Any investment is designed for growth, but it can also depreciate. Generally speaking, those investments with the highest growth potential are likely to go up and down along the way.
Each type of investment provides a different level of risk and income. Once you are fully aware of the various forms and types of investment, you can start forming a mix of assets and building an investment portfolio that suits your circumstances and investment goals.
There are many types of investments, some of which are great for beginners, while others need more experience.
Types of investment
Four main types of investment offer different levels of risk and. Most investors develop a strategy that includes more than one investment type to distribute risks and maximize returns.
Types of investment – Stock
When you invest in the stock of a company, you buy a share of ownership in that company. And you become its shareholders. Equities are arguably the riskiest asset class, but they are also the most beneficial.
A stock investor can make a profit in two ways—increase in share price and dividends. An increase in the value of a share is not income unless the stock is sold. In comparison, the prizes are the regular income paid to the shareholder from the company’s profits. If you are a long-term investor, it is better to reinvest the earnings than cash them out. Not all companies pay dividends to their shareholders, and the earnings vary widely from company to company.
There are two main types of shares: common stock and preferred stock
The returns and investment risks differ for both types of stocks, depending on the economy, political landscape, company performance, and other stock market factors. It is not recommended to invest in stocks in the short term (speculation) as it is difficult to anticipate the market and predict future events.
Types of investment – Real estate
Real estate is also considered a sustainable investment because the prices of homes and other properties can increase dramatically over a medium to long term period.
They say the value of real estate never goes down. Some people stopped saying this after the 2008 financial crisis, yet the real estate may get sick and never dies. The truth is that real estate rarely loses its value over long periods. The amount usually increases at a faster rate than the rate of inflation.
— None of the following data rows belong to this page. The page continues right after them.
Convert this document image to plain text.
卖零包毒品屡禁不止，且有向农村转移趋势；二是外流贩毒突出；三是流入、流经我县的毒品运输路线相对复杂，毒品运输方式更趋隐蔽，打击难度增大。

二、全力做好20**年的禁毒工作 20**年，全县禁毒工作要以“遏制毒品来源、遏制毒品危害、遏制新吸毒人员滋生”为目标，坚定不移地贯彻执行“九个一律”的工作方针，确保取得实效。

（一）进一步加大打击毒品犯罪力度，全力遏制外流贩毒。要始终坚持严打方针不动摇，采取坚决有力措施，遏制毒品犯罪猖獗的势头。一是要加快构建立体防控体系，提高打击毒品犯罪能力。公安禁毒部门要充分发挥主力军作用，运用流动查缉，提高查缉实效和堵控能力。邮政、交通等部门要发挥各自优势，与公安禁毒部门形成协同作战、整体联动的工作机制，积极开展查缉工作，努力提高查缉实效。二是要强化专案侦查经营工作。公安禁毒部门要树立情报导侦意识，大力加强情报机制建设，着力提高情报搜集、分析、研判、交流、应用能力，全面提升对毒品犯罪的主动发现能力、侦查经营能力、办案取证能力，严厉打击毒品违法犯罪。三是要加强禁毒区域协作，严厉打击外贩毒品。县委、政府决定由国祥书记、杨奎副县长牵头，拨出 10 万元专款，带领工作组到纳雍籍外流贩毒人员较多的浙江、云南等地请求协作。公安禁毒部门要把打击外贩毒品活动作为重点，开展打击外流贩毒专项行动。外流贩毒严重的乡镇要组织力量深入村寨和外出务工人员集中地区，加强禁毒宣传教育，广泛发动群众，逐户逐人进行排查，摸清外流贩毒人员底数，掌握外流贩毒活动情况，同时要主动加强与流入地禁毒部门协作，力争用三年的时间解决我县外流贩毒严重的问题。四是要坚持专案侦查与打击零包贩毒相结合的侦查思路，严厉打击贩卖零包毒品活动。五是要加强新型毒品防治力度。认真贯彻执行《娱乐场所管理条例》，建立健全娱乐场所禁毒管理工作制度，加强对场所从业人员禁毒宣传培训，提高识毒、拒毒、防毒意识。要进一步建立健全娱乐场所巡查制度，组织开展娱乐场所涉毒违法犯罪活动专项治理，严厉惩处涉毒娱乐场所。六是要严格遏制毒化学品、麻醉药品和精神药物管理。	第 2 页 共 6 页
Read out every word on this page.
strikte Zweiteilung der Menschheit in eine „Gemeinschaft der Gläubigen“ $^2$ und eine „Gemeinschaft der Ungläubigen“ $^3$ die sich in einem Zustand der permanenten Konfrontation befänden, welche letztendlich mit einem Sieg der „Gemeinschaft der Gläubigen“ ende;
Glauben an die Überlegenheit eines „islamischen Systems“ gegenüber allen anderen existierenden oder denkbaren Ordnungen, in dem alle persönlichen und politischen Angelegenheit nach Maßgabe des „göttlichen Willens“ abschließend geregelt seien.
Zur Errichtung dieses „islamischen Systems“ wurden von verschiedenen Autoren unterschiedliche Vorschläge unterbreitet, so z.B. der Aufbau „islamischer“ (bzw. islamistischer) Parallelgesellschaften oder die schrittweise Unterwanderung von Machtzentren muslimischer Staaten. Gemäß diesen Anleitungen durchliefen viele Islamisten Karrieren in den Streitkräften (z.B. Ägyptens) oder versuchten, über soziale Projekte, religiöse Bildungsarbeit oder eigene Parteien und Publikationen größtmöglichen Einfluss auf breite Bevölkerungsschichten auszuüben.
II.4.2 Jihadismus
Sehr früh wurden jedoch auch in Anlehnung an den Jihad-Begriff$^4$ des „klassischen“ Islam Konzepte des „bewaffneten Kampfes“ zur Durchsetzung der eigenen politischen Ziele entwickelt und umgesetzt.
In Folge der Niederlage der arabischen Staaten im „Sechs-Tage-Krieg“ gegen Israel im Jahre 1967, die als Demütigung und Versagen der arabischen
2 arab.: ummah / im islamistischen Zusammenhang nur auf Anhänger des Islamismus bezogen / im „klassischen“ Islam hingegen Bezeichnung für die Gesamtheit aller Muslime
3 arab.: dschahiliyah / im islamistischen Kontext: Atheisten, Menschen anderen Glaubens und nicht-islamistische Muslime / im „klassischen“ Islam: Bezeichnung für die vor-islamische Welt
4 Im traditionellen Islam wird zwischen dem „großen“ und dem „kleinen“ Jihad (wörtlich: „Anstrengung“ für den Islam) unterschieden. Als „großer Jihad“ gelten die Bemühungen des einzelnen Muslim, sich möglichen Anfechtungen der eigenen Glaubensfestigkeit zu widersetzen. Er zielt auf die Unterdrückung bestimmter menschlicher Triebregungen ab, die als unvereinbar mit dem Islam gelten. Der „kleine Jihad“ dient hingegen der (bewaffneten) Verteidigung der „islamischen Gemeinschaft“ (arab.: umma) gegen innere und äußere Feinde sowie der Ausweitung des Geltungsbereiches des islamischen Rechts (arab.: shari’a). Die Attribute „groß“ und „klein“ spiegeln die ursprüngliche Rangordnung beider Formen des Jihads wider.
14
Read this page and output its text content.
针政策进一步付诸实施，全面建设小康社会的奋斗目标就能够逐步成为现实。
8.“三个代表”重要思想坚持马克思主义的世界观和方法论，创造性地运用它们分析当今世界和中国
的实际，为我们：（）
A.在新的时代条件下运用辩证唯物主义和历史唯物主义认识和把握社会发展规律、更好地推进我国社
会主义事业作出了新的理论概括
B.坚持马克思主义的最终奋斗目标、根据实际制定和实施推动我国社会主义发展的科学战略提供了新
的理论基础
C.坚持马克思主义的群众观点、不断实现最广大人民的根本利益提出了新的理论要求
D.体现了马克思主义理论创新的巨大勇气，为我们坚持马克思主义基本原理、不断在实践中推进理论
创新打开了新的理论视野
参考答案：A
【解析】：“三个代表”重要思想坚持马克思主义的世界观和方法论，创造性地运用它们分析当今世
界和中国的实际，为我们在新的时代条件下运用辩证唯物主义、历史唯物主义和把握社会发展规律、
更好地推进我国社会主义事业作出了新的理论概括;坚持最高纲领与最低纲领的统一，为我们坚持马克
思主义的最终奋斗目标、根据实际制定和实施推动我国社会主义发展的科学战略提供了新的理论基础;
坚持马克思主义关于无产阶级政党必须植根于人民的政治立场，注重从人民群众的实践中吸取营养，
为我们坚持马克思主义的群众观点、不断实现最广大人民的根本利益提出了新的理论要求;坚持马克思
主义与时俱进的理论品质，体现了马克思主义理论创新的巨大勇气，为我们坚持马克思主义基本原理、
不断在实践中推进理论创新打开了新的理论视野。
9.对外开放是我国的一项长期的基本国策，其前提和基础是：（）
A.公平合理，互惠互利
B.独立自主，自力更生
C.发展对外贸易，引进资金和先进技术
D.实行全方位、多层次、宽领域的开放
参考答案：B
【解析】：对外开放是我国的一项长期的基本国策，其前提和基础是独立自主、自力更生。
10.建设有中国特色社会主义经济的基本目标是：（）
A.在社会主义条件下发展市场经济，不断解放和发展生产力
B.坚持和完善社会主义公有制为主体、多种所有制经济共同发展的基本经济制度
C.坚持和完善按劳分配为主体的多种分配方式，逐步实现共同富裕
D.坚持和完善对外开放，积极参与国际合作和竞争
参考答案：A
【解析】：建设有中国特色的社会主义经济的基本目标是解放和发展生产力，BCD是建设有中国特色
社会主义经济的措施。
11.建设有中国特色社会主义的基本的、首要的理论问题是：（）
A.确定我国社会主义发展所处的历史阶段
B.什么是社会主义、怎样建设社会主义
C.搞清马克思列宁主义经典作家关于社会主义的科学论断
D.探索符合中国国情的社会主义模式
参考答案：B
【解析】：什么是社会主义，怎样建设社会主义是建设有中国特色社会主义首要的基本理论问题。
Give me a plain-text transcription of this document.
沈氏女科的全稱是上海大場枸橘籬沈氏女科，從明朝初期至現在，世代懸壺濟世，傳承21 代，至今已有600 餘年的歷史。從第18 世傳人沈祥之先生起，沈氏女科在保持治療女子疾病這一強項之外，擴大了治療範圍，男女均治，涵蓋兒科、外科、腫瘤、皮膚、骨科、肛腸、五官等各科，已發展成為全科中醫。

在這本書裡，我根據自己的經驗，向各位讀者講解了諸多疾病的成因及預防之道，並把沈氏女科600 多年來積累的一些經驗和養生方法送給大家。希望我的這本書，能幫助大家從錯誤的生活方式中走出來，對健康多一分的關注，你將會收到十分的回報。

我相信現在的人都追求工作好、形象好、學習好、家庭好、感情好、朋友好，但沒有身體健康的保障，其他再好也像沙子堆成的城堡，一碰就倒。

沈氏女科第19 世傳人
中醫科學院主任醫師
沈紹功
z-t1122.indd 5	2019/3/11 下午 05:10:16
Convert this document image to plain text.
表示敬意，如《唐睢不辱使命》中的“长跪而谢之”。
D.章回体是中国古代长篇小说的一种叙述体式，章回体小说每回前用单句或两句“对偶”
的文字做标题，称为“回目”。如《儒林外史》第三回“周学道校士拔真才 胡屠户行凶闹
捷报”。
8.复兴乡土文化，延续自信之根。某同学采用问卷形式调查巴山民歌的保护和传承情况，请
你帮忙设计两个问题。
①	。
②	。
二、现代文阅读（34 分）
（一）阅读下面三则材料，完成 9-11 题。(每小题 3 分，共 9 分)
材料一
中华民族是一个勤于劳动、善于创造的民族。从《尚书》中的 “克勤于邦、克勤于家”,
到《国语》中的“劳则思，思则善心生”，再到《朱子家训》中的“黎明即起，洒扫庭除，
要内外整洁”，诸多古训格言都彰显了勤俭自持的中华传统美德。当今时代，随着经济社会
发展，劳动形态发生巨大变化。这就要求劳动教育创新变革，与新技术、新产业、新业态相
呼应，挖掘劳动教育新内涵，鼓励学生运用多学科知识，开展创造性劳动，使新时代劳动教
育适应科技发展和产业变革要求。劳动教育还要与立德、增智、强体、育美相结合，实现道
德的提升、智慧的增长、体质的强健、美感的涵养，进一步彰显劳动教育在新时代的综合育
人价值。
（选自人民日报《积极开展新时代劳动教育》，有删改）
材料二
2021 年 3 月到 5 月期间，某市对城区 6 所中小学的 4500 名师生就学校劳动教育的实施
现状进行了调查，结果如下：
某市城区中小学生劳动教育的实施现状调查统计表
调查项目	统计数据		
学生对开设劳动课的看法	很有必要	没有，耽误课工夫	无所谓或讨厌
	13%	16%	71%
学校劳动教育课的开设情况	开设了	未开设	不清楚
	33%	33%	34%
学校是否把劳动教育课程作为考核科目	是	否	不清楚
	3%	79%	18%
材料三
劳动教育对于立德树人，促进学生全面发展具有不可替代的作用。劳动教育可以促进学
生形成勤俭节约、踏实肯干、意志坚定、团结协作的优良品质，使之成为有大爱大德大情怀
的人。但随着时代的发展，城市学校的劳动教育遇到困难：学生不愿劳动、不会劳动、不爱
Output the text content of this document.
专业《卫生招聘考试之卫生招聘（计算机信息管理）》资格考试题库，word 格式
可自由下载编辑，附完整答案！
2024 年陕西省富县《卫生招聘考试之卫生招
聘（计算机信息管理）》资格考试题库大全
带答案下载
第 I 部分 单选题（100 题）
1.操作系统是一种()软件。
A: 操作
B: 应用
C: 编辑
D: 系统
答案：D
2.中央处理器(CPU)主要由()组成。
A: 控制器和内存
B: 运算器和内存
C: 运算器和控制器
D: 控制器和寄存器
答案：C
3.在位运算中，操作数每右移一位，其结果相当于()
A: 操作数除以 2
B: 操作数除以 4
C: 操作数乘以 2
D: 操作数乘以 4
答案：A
It is possible to invest directly by purchasing a property and indirectly through a real estate investment fund.
Commodities and tangible assets
Commodities are physical or tangible assets that have value because of their content or characteristics, in addition to those raw materials that are used to produce other commodities. They are bought and sold on the stock exchange or the money market. They trade in commodities, not stocks. They fall into four main categories:
- Energy: crude oil, natural gas, gasoline, and heating oil.
- Agriculture: wheat, corn, soybeans, cotton, sugar, coffee, and cocoa.
- Industrial metals: aluminum, copper, and zinc.
- Precious metals: gold and silver.
This asset class tends to be more stable than financial assets and is often affected less by inflation, exchange rate fluctuations, and other macroeconomic factors.
This was just a brief overview of the investment types and asset classes. Each one has its pros and cons. While commodities have a higher risk ratio, stocks, real estate investments, and cash investments come with the lowest risks.
The choice of the investment depends on your willingness to take risks required to achieve the returns you expect. Remember that high risk does not always mean significant returns, so diversify your investments to reduce your risk as much as possible.